A infância dos meninos, futuros artistas de imensa projeção, não teve, porém, a dramaticidade do relato que deu origem a “O Pássaro Pintado”. Ter vendido o livro como uma recriação autobiográfica valeu muitos dissabores a Jerzy Kosinski. Consagrado nos EUA, país adotivo, o escritor transformar-se-ia em figura do jet-set. Escreveria outro livro famoso, “Being There” (“O Vidiota” ou “Bem-Vindo Mr Chance”, 1970), transformado no filme “Muito Além do Jardim” (Hal Ashby, 1979). Mas sucessivas reportagens na imprensa estadunidense (destaque para o Village Voice) o apontariam como “um mentiroso” e, pior, “um plagiário”.

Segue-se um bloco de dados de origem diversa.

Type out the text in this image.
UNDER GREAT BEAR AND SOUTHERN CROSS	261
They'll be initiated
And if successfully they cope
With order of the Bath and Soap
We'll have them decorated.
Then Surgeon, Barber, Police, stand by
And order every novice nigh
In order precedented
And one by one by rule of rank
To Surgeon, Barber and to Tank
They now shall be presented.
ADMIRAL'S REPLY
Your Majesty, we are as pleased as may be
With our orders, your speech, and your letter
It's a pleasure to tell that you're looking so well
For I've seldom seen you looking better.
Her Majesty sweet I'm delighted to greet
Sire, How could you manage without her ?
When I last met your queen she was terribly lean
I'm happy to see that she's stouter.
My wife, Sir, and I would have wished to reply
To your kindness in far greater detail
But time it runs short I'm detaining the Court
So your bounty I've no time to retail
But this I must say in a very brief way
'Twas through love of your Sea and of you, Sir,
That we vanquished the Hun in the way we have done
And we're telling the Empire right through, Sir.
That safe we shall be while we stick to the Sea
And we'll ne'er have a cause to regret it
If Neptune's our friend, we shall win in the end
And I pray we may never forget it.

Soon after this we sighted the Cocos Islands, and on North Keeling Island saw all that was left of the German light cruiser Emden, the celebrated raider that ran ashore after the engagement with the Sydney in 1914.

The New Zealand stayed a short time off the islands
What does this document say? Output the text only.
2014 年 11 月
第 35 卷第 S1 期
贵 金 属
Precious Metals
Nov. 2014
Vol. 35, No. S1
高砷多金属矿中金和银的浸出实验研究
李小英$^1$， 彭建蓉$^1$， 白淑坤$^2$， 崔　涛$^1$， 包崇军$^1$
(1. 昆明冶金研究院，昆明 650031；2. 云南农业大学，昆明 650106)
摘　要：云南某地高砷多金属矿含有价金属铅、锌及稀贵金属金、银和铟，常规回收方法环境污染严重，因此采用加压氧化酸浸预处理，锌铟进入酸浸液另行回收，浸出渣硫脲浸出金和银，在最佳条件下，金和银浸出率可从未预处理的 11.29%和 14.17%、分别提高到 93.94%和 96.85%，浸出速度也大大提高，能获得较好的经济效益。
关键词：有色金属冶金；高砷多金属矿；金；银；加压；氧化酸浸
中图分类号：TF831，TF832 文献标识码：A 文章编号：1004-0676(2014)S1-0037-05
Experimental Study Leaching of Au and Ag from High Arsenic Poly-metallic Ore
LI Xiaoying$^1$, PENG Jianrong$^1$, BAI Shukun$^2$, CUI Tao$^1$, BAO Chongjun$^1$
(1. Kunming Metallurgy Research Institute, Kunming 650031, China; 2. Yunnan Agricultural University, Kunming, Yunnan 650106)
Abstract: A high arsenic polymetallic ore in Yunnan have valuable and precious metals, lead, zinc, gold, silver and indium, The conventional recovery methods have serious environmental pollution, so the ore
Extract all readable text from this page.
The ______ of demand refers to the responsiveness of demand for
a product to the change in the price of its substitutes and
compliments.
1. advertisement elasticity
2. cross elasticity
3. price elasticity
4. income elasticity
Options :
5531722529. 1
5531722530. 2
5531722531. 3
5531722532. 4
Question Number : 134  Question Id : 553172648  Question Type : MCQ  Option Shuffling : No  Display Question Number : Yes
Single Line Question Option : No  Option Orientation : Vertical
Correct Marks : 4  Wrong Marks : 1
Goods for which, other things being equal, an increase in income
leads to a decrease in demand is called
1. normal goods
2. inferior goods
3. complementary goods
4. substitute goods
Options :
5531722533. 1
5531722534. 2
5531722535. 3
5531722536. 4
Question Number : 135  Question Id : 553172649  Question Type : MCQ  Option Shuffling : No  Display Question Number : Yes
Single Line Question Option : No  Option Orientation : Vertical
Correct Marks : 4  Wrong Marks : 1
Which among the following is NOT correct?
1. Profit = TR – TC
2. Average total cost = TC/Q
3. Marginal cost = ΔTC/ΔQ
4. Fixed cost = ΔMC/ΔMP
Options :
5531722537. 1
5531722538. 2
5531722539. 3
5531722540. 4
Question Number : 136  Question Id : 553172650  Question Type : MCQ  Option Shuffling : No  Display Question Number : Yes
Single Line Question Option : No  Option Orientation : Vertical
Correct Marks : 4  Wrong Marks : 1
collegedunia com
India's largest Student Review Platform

O escritor foi definido como “uma voz uivando num deserto surrealista” para “fingir ser quem não era”. O livro sobre o vidiota interpretado por Peter Sellers seria plágio de “A Carreira de Nicodemus Dyzma”, best-seller polonês de Tadeusz Dotega-Mostowicz, publicado em 1932. Chegou-se a dizer que “O Pássaro Pintado”, que Kosinski teria escrito e publicado em inglês, contara com a providencial ajuda de editores ghost writers. O polonês não teria (ainda) domínio da língua inglesa a ponto de tê-la como instrumento de expressão literária.

A ideia mestra de Kosinski – de que narrava sua infância passada em aldeias remotas e fora vítima de camponeses bárbaros e fanáticos religiosos – ia sendo cada vez mais desmontada. O plágio de “A Carreira de Nicodemus Dyzma” só fez aumentar as dores de cabeça do badalado escritor. Ele teria, claro, defensores de grande prestígio, como o judeu-polonês, radicado nos EUA, Zbigniew Brzinski (1928-2017), alto conselheiro do Governo Jimmy Carter.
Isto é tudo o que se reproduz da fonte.